Die SPD fragt Bürger nach ihrer Meinung zur umstrittenen Anordnung von Verkehrsminister Rentsch (FDP)

Die Anordnung von Verkehrsminister Florian Rentsch (FDP), dass bis Ende August Schilder vor allen fest installierten Radaranlagen aufgestellt werden sollen, um die Autofahrer rechtzeitig vor den Blitzern zu warnen, sorgt allgemein für Unverständnis und ist umstritten. Der Minister will mit seiner Maßnahme die Autofahrer vor „Abzocke“ schützen.

„Wie ist es aber bei Minister Rentsch mit dem Schutz von Fußgängern und Radfahrern vor rasenden Autofahrern bestellt“, fragt nun Hubert Schmitt, SPD-Kandidat für die Landtagswahl im Frankfurter Westen.

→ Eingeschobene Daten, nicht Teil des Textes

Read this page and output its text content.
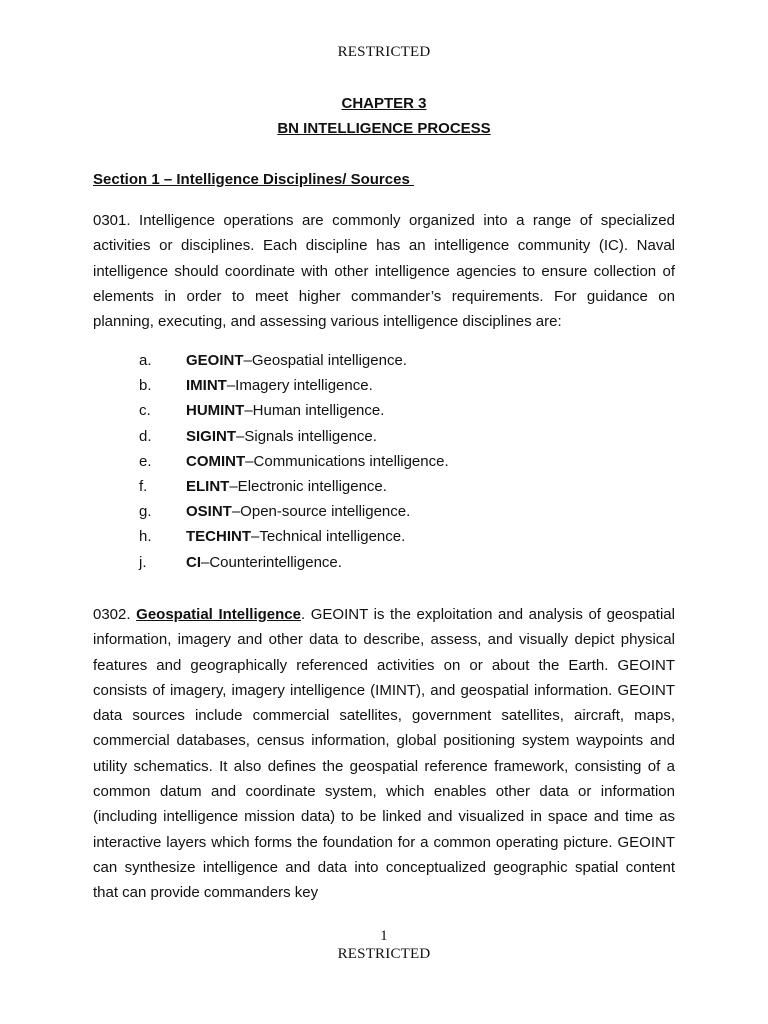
RESTRICTED
CHAPTER 3
BN INTELLIGENCE PROCESS
Section 1 – Intelligence Disciplines/ Sources

0301. Intelligence operations are commonly organized into a range of specialized activities or disciplines. Each discipline has an intelligence community (IC). Naval intelligence should coordinate with other intelligence agencies to ensure collection of elements in order to meet higher commander’s requirements. For guidance on planning, executing, and assessing various intelligence disciplines are:

a. GEOINT–Geospatial intelligence.
b. IMINT–Imagery intelligence.
c. HUMINT–Human intelligence.
d. SIGINT–Signals intelligence.
e. COMINT–Communications intelligence.
f.	ELINT–Electronic intelligence.
g. OSINT–Open-source intelligence.
h. TECHINT–Technical intelligence.
j.	CI–Counterintelligence.

0302. Geospatial Intelligence. GEOINT is the exploitation and analysis of geospatial information, imagery and other data to describe, assess, and visually depict physical features and geographically referenced activities on or about the Earth. GEOINT consists of imagery, imagery intelligence (IMINT), and geospatial information. GEOINT data sources include commercial satellites, government satellites, aircraft, maps, commercial databases, census information, global positioning system waypoints and utility schematics. It also defines the geospatial reference framework, consisting of a common datum and coordinate system, which enables other data or information (including intelligence mission data) to be linked and visualized in space and time as interactive layers which forms the foundation for a common operating picture. GEOINT can synthesize intelligence and data into conceptualized geographic spatial content that can provide commanders key

1
RESTRICTED
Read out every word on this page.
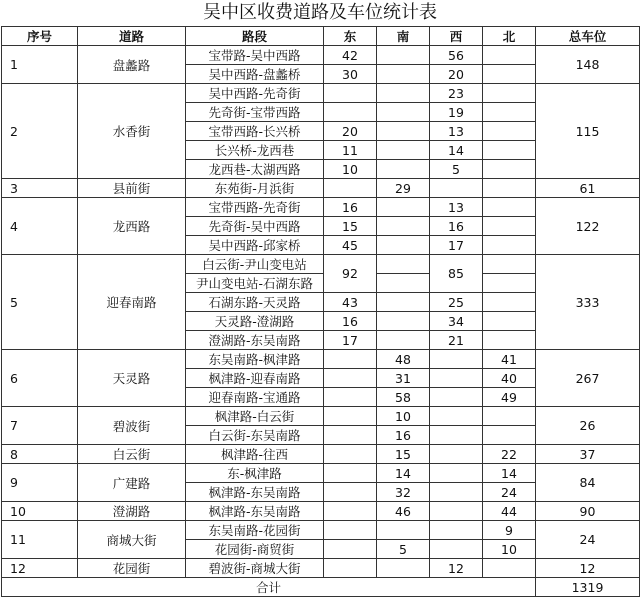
吴中区收费道路及车位统计表
序号	道路	路段	东	南	西	北	总车位
1	盘蠡路	宝带路-吴中西路	42		56		148
		吴中西路-盘蠡桥	30		20		
2	水香街	吴中西路-先奇街			23		115
		先奇街-宝带西路			19		
		宝带西路-长兴桥	20		13		
		长兴桥-龙西巷	11		14		
		龙西巷-太湖西路	10		5		
3	县前街	东苑街-月浜街		29			61
4	龙西路	宝带西路-先奇街	16		13		122
		先奇街-吴中西路	15		16		
		吴中西路-邱家桥	45		17		
5	迎春南路	白云街-尹山变电站	92		85		333
		尹山变电站-石湖东路					
		石湖东路-天灵路	43		25		
		天灵路-澄湖路	16		34		
		澄湖路-东吴南路	17		21		
6	天灵路	东吴南路-枫津路		48		41	267
		枫津路-迎春南路		31		40	
		迎春南路-宝通路		58		49	
7	碧波街	枫津路-白云街		10			26
		白云街-东吴南路		16			
8	白云街	枫津路-往西		15		22	37
9	广建路	东-枫津路		14		14	84
		枫津路-东吴南路		32		24	
10	澄湖路	枫津路-东吴南路		46		44	90
11	商城大街	东吴南路-花园街				9	24
		花园街-商贸街		5		10	
12	花园街	碧波街-商城大街			12		12
合计							1319
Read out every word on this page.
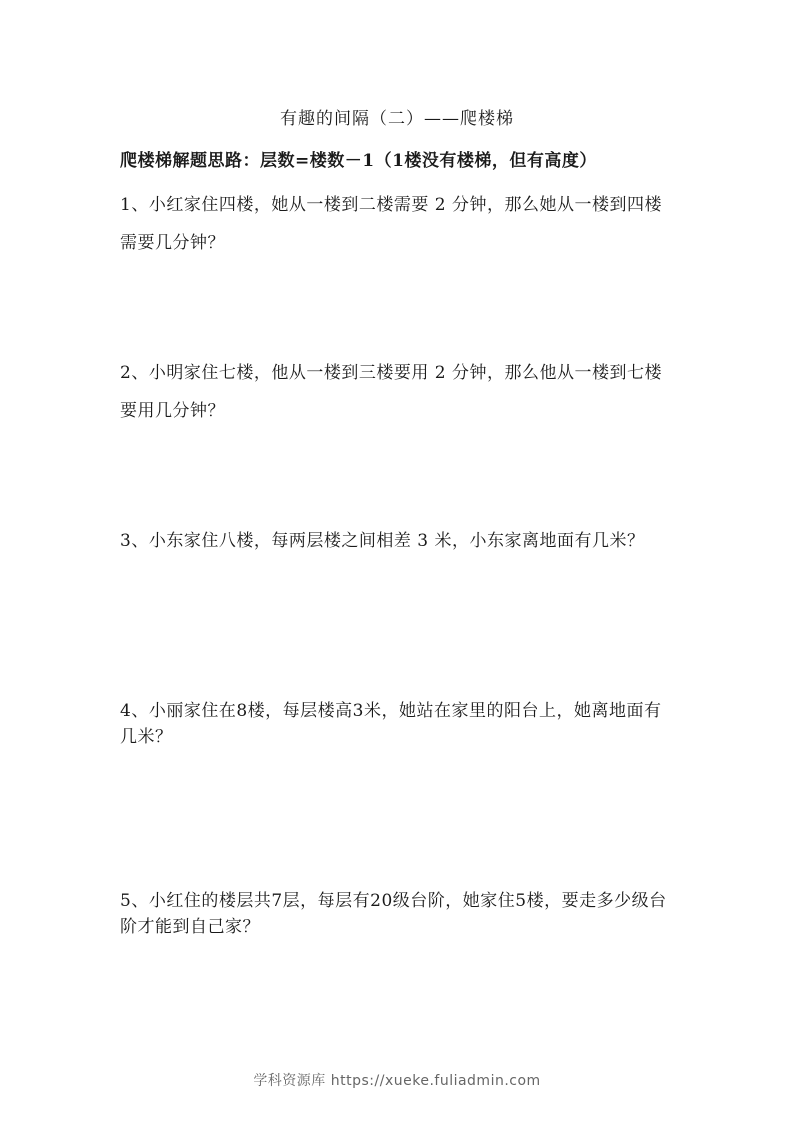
有趣的间隔（二）——爬楼梯
爬楼梯解题思路：层数=楼数－1（1楼没有楼梯，但有高度）
1、小红家住四楼，她从一楼到二楼需要 2 分钟，那么她从一楼到四楼
需要几分钟？
2、小明家住七楼，他从一楼到三楼要用 2 分钟，那么他从一楼到七楼
要用几分钟？
3、小东家住八楼，每两层楼之间相差 3 米，小东家离地面有几米？
4、小丽家住在8楼，每层楼高3米，她站在家里的阳台上，她离地面有
几米？
5、小红住的楼层共7层，每层有20级台阶，她家住5楼，要走多少级台
阶才能到自己家？
学科资源库 https://xueke.fuliadmin.com
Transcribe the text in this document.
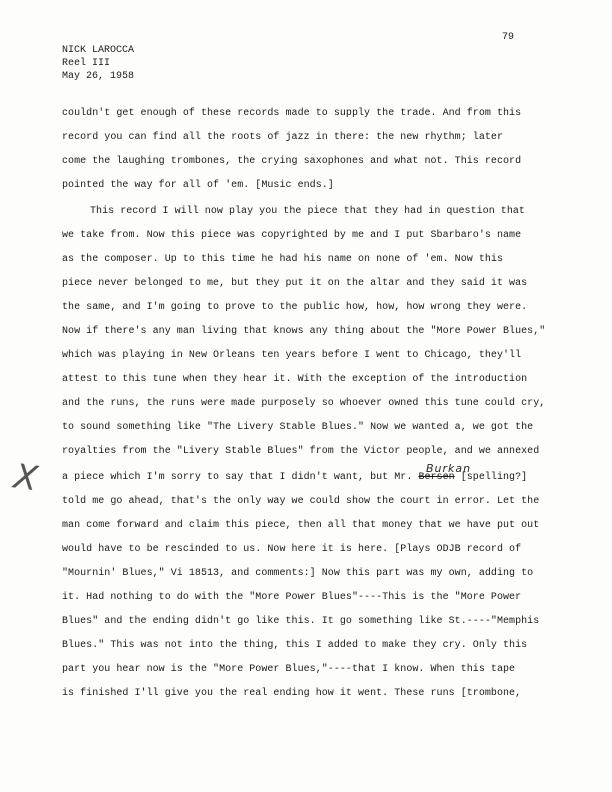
79
NICK LAROCCA
Reel III
May 26, 1958
X	Burkan
couldn't get enough of these records made to supply the trade. And from this
record you can find all the roots of jazz in there: the new rhythm; later
come the laughing trombones, the crying saxophones and what not. This record
pointed the way for all of 'em. [Music ends.]
This record I will now play you the piece that they had in question that
we take from. Now this piece was copyrighted by me and I put Sbarbaro's name
as the composer. Up to this time he had his name on none of 'em. Now this
piece never belonged to me, but they put it on the altar and they said it was
the same, and I'm going to prove to the public how, how, how wrong they were.
Now if there's any man living that knows any thing about the "More Power Blues,"
which was playing in New Orleans ten years before I went to Chicago, they'll
attest to this tune when they hear it. With the exception of the introduction
and the runs, the runs were made purposely so whoever owned this tune could cry,
to sound something like "The Livery Stable Blues." Now we wanted a, we got the
royalties from the "Livery Stable Blues" from the Victor people, and we annexed
a piece which I'm sorry to say that I didn't want, but Mr. Bersen [spelling?]
told me go ahead, that's the only way we could show the court in error. Let the
man come forward and claim this piece, then all that money that we have put out
would have to be rescinded to us. Now here it is here. [Plays ODJB record of
"Mournin' Blues," Vi 18513, and comments:] Now this part was my own, adding to
it. Had nothing to do with the "More Power Blues"----This is the "More Power
Blues" and the ending didn't go like this. It go something like St.----"Memphis
Blues." This was not into the thing, this I added to make they cry. Only this
part you hear now is the "More Power Blues,"----that I know. When this tape
is finished I'll give you the real ending how it went. These runs [trombone,
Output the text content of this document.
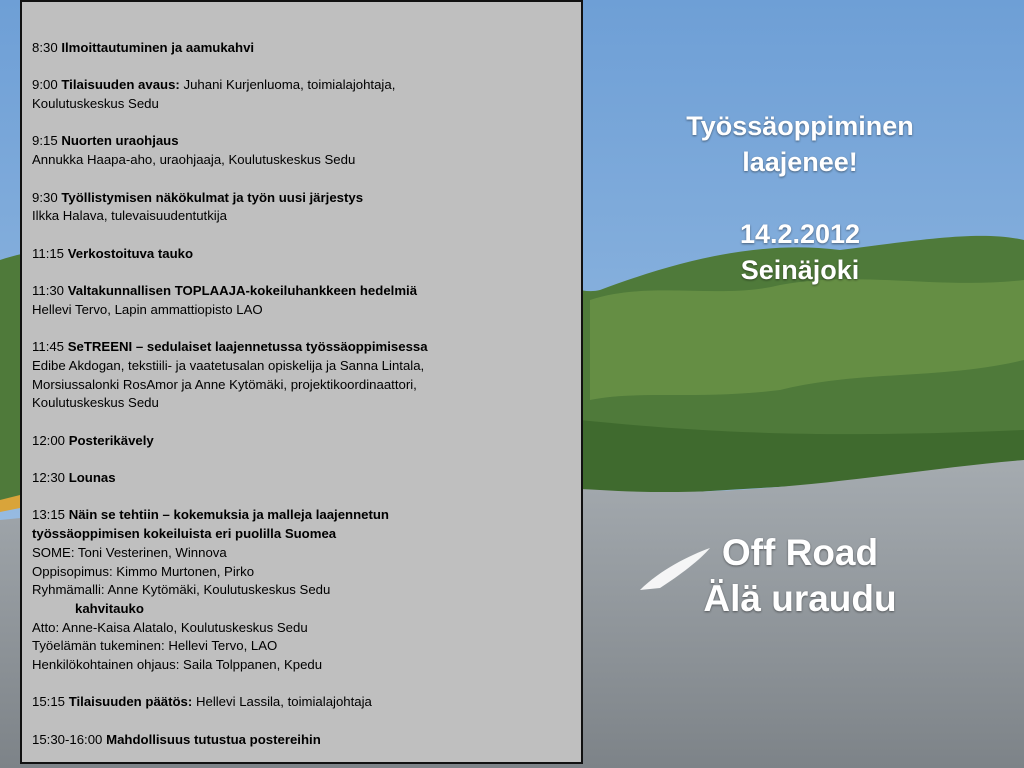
8:30 Ilmoittautuminen ja aamukahvi
9:00 Tilaisuuden avaus: Juhani Kurjenluoma, toimialajohtaja,
Koulutuskeskus Sedu
9:15 Nuorten uraohjaus
Annukka Haapa-aho, uraohjaaja, Koulutuskeskus Sedu
9:30 Työllistymisen näkökulmat ja työn uusi järjestys
Ilkka Halava, tulevaisuudentutkija
11:15 Verkostoituva tauko
11:30 Valtakunnallisen TOPLAAJA-kokeiluhankkeen hedelmiä
Hellevi Tervo, Lapin ammattiopisto LAO
11:45 SeTREENI – sedulaiset laajennetussa työssäoppimisessa
Edibe Akdogan, tekstiili- ja vaatetusalan opiskelija ja Sanna Lintala,
Morsiussalonki RosAmor ja Anne Kytömäki, projektikoordinaattori,
Koulutuskeskus Sedu
12:00 Posterikävely
12:30 Lounas
13:15 Näin se tehtiin – kokemuksia ja malleja laajennetun
työssäoppimisen kokeiluista eri puolilla Suomea
SOME: Toni Vesterinen, Winnova
Oppisopimus: Kimmo Murtonen, Pirko
Ryhmämalli: Anne Kytömäki, Koulutuskeskus Sedu
kahvitauko
Atto: Anne-Kaisa Alatalo, Koulutuskeskus Sedu
Työelämän tukeminen: Hellevi Tervo, LAO
Henkilökohtainen ohjaus: Saila Tolppanen, Kpedu
15:15 Tilaisuuden päätös: Hellevi Lassila, toimialajohtaja
15:30-16:00 Mahdollisuus tutustua postereihin
Työssäoppiminen
laajenee!
14.2.2012
Seinäjoki
Off Road
Älä uraudu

In Unterliederbach, am Anschluss zur A 66, wurde erst vor kurzem ein Blitzer fest installiert, nachdem ein Kind dort zu Tode gekommen war. Ein Autofahrer hatte das Rotlicht missachtet. „Der Minister gibt solchen rücksichtslosen Autofahrern jetzt die Möglichkeit zu erkennen, wo sie Ampeln und Geschwindigkeiten auf der Königsteiner Straße missachten können, ohne dass es geahndet wird. Das halte ich für fatal“, sagt Schmitt. „Die Autofahrer sollen sich überall an die Regeln halten, nicht nur dort, wo Blitzer stehen.“

Die SPD interessiert, welche Meinung die Bürgerinnen und Bürger zu diesem Thema haben. Jeder der möchte, kann gerne dazu auf dieser Website an einer Umfrage teilnehmen (siehe rechts) oder einen Kommentar zu diesem Artikel hinterlassen (siehe unten).

Nach etwa einer Woche wird die SPD aus der Summe dieser Meinungen ein Resümee ziehen und dies in einem Brief an den Minister in Wiesbaden schicken.